13 February 2023
3 mins Read
Find the complete list of the Top 50 Aussie Towns here.
For me, Bellingen might just be the perfect town. Perhaps that’s because I grew up in Glastonbury, New Age capital of England, so I feel right at home with Bello’s bohemian vibes.
On the Traditional Lands of the Gumbaynggir people, it lies on the wide and beautiful Bellinger River in verdant hinterland halfway between Sydney and Brisbane (and 30 minutes’ drive south-west of Coffs Harbour along the Waterfall Way).
The town prospered as a dairy farming community in the early 20th century – the rich soils of the surrounding valley plus ample sunshine and rainfall ensuring good pastureland – before an influx of people seeking an alternative lifestyle in the 1970s and ’80s weaved in DNA that changed its trajectory.
This hippie history is documented in a film, Bellingen – The Promised Land, that I watch one evening at the Art Deco Memorial Hall, and is evident today in eclectic shops like the Hemp Store and community-minded spaces like cafe, restaurant and live music venue 5 Church Street.
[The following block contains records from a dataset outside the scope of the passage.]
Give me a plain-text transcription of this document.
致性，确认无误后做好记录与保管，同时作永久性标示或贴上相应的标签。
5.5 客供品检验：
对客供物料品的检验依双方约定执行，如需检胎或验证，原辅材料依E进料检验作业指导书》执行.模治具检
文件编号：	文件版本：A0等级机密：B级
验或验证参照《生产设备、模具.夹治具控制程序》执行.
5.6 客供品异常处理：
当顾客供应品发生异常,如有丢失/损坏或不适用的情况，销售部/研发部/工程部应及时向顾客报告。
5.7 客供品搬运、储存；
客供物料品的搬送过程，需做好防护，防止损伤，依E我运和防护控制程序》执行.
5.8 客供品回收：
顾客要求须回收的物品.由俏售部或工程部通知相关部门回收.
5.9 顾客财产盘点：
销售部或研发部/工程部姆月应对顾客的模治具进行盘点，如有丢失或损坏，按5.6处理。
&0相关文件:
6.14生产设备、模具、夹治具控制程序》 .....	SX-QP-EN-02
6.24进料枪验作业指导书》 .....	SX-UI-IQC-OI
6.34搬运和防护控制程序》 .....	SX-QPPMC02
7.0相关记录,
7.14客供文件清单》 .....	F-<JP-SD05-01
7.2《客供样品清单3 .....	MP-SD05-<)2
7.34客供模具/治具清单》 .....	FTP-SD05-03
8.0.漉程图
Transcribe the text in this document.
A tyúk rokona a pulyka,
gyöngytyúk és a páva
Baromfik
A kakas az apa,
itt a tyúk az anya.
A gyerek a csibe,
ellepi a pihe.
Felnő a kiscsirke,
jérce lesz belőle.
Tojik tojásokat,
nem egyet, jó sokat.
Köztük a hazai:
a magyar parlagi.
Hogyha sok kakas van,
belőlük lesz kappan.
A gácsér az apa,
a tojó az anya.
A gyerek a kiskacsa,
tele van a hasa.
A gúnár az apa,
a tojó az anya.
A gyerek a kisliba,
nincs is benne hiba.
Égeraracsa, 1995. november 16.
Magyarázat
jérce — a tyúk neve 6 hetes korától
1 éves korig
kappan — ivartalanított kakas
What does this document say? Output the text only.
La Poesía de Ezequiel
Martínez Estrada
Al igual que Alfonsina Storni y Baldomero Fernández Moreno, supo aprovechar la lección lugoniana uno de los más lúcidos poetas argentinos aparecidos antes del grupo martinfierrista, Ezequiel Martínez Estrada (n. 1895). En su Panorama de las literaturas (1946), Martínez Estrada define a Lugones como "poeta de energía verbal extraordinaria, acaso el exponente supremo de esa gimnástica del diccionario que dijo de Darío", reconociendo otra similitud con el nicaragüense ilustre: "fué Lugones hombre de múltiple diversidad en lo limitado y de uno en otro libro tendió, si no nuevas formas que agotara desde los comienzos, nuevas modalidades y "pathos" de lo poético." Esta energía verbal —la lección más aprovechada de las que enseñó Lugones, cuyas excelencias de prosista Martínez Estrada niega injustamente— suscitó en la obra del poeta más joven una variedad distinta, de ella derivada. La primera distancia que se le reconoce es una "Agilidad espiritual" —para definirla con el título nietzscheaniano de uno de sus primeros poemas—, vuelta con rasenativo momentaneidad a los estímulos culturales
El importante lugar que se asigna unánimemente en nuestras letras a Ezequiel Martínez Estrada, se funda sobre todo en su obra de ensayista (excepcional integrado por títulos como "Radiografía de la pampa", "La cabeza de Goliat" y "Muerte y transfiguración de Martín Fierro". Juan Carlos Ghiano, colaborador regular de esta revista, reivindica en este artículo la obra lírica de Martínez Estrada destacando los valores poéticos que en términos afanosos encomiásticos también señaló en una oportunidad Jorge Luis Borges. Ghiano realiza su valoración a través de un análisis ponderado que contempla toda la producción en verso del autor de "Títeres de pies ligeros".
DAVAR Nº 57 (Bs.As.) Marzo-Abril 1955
Bellingen is a place that will defy anyone not to contemplate a tree change when they visit, and this has been happening in earnest for the past couple of decades. Hippie has turned hipster and visitors today also have a range of boutique shops to browse and smart eateries to frequent.
Housed in a beautifully restored old timber church, Cedar Bar & Kitchen is the go-to spot for wine and nibbles or a refined share-plate meal on Fridays and Saturdays; sample craft beers and pizza in a converted factory at artisan brewery and boutique bar Bellingen Brewing Co., and head to Tish Faco Cantina at happy hour for $6.50 tacos, schooners and frozen margaritas.
I spend a disproportionate amount of time sheltering from summer rain in Hyde Bellingen, drinking soy flat whites at its cafe and cultivating an interest in expensive flax linen sleepwear at its boutique.
But despite these trimmings, you can’t beat a classic country pub complete with generously proportioned bistro meals: in this, the 1901 Federal Hotel more than delivers.
The pull of Bellingen, of course, extends way beyond the heritage streetscape and busy roster of markets and festivals. It’s the landscape that inspires the creativity that drives the town and provides outdoor adventures aplenty: seek out swimming holes, kayak and canoe the river, and follow the Waterfall Way to the heritage-listed Dorrigo National Park.
There’s an unknowable magic stitched into that confluence of rolling green and winding water. One that keeps pulling me, and many others, back.